Daß Lennon der Zeitschrift „Newsweek“ ein Interview gestattete, ist kaum verwunderlich. Seine Art der Ehrlichkeit und Konsequenz schließ keineswegs aus, eben dieses stets pressewirksam zu vermarkten. Dumm ist nur der Einsiedler, der allein in der Wüste ein besseres Weltbild entwirft und vergißt, einen Journalisten dazu einzuladen. Demzufolge fanden Lennon’s Aktivitäten, die weit über den Rahmen der Rockmusik hinausgingen, immer ihre Publicity. Ob bei einem ,Bed-In‘ im Amsterdamer Hilton-Hotel (!!), wo er mit Yoko Ono, obgleich körperlich gesund, sieben Tage lang im Bett lag und derart für den Frieden in der Welt demonstrierte; ob mit dem reichlich naiv geplärrten Hit „Give Peace A Chance“; ob bei Kundgebungen gegen den Vietnam-Krieg 1972 oder bei einem Hearing 1973 zum Watergate-Skandal (Präsident Richard Nixon; „Werft John Lennon aus dem Land“) – stets setzte sich Lennon ins rechte Licht der Fotografen, respektive wurde er gesetzt. Trotzdem finde ich, solche Sachen gehen in Ordnung: Über Lennon’s Bed-In berichteten die Zeitungen weit mehr als über sogenannte Friedengespräche Marke ,Salt‘, wo die geringe Verminderung tödlicher Raketen den Frieden sichern soll; und nicht Lennon wegen eines geringfügigen Drogenvergehens, sondern Richard Nixon mußte gehen…
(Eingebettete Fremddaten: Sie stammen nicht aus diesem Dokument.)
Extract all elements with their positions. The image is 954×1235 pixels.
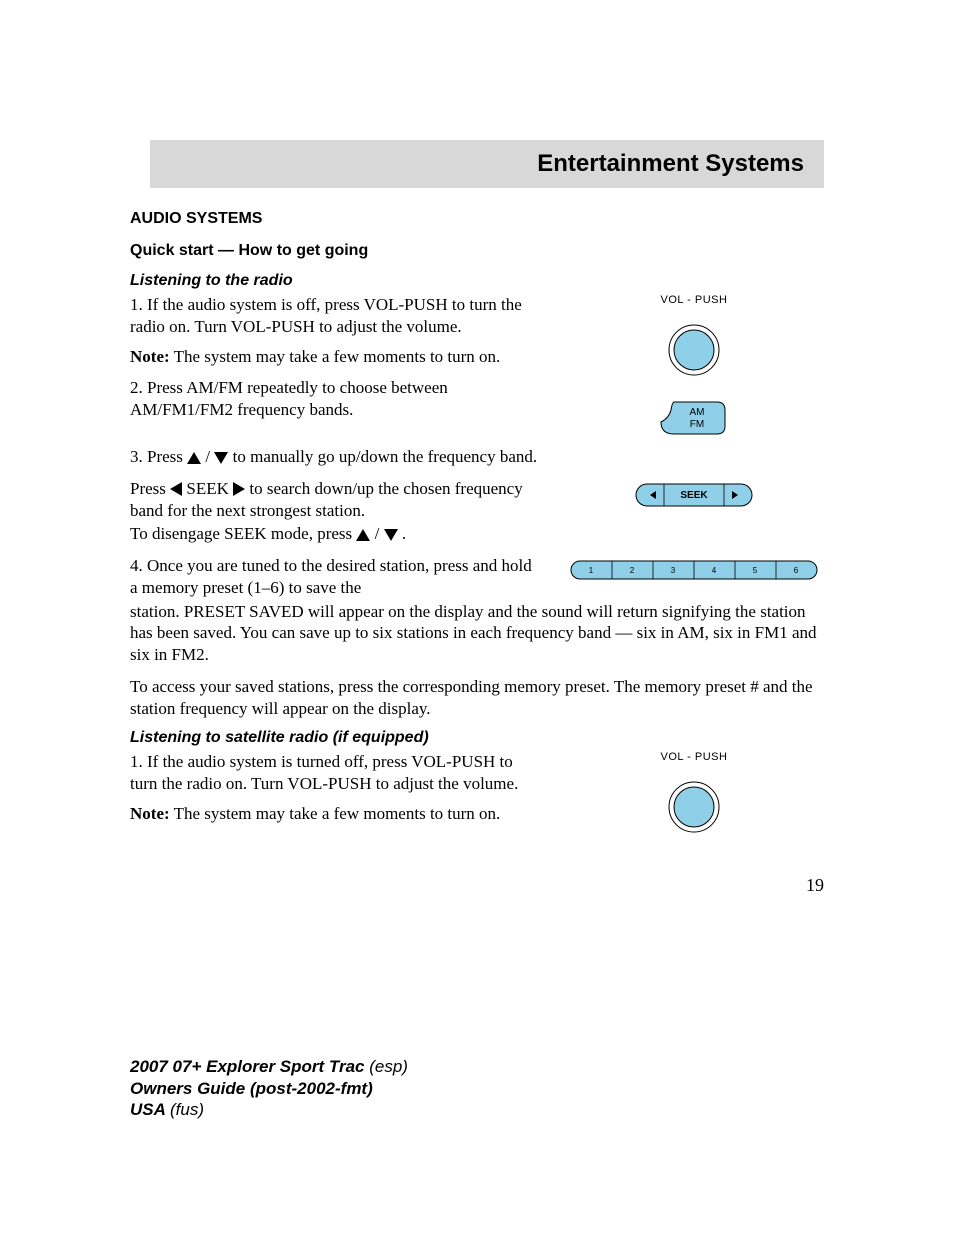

Lennon hat manches Naive produziert, jedenfalls aus heutiger Sicht. Trotzdem sind Songs wie „Woman Is The Nigger Of The World“ unverändert aktuell. Wie sieht Lennon heute seine politischen Radikalismen? „Dieser Radikalismus war unecht, weil er völlig unschuldig war. Ich fühlte mich immer schuldig, weil ich Geld machte, also mußte ich es weggeben oder verlieren. Ich meine damit nicht, daß ich ein Heuchler war – wenn ich an eine Sache glaube, dann reicht dieser Glaube bis tief in die Wurzeln. Aber als Chamäleon wurde ich immer zu dem, was mich gerade umgab.“

Die Konsequenz hat Lennon vor fünf Jahren gezogen, als er sich völlig absetzte, jedenfalls aus dem Showbusiness. „Yoko übernahm den Lebensunterhalt, kümmert sich seitdem um Banken und Geschäfte. Und ich wurde Hausfrau.“ Lennon erzog den gemeinsamen Sohn Sean und versuchte, ihm während seiner ersten fünf Jahre das mitzugeben, woran es (zwangsläufig?) den meisten Jugendlichen fehlt: Liebe, Wärme, Zuneigung, Hilfe beim Heranwachsen. Lennon: „Ein Kind braucht Bewegungsfreiheit; und dies einzuschränken, um es dem Wettbewerb im Klassenraum auszuliefern, finde ich lächerlich.“ Und: „Ich halte die meisten Schulen für Gefängnisse.“ Und: „Ich war so ein Macho-Typ aus der Arbeiterklasse, gewöhnt, bedient zu werden, und Yoko hat mir das nicht abgekauft.“ Yoko Ono, oft als die Spalterin der Beatles angesehen, hat offenbar in John Lennon einen Denkprozeß freigelegt, der Lennon vom männlichen, dynamischen, allzeit starken Macker abbrachte auf die richtige Bahn: Der Austauschbarkeit der Rollen. Weg von diesem Mädchen – spielen – mit – Puppen, Jungen-spielen-mit-Panzern-Gefühl. Lennon hat darüber – nach eigener Aussage – zu sich selbst gefunden: „…ich bin frei von den Beatles, weil ich mir die Zeit nahm, zu entdecken, daß ich schon vor den Beatles John Lennon war und es auch nach den Beatles sein werde…“

Darüber haben Lennon und Ono eine Platte gemacht. Mit den Musikern Andy Newmark (dr), Tony Levin (bg), Earl Slick (g), Hugh McCracken (g) sowie drei Cheap Trick-Leuten. Szenen einer Ehe in vierzehn Songs: Sieben von Lennon, sieben von Ono; vielleicht daher auch der Titel DOUBLE FANTASY. Nach allem was man weiß, hat lohn Lennon mehr als die übrigen Beatles und mehr als die meisten Rockmusik er zu sagen. Es könnte allerdings sein, daß Lennon/ Ono’s Ansichten weitgehend ungehört versanden. Dazu bedarf es wenig im Big Business der Rockmusik. Beispielsweise, die deutsche Plattenfirma würde aus Kostengründen den Abdruck der Songtexte verweigern…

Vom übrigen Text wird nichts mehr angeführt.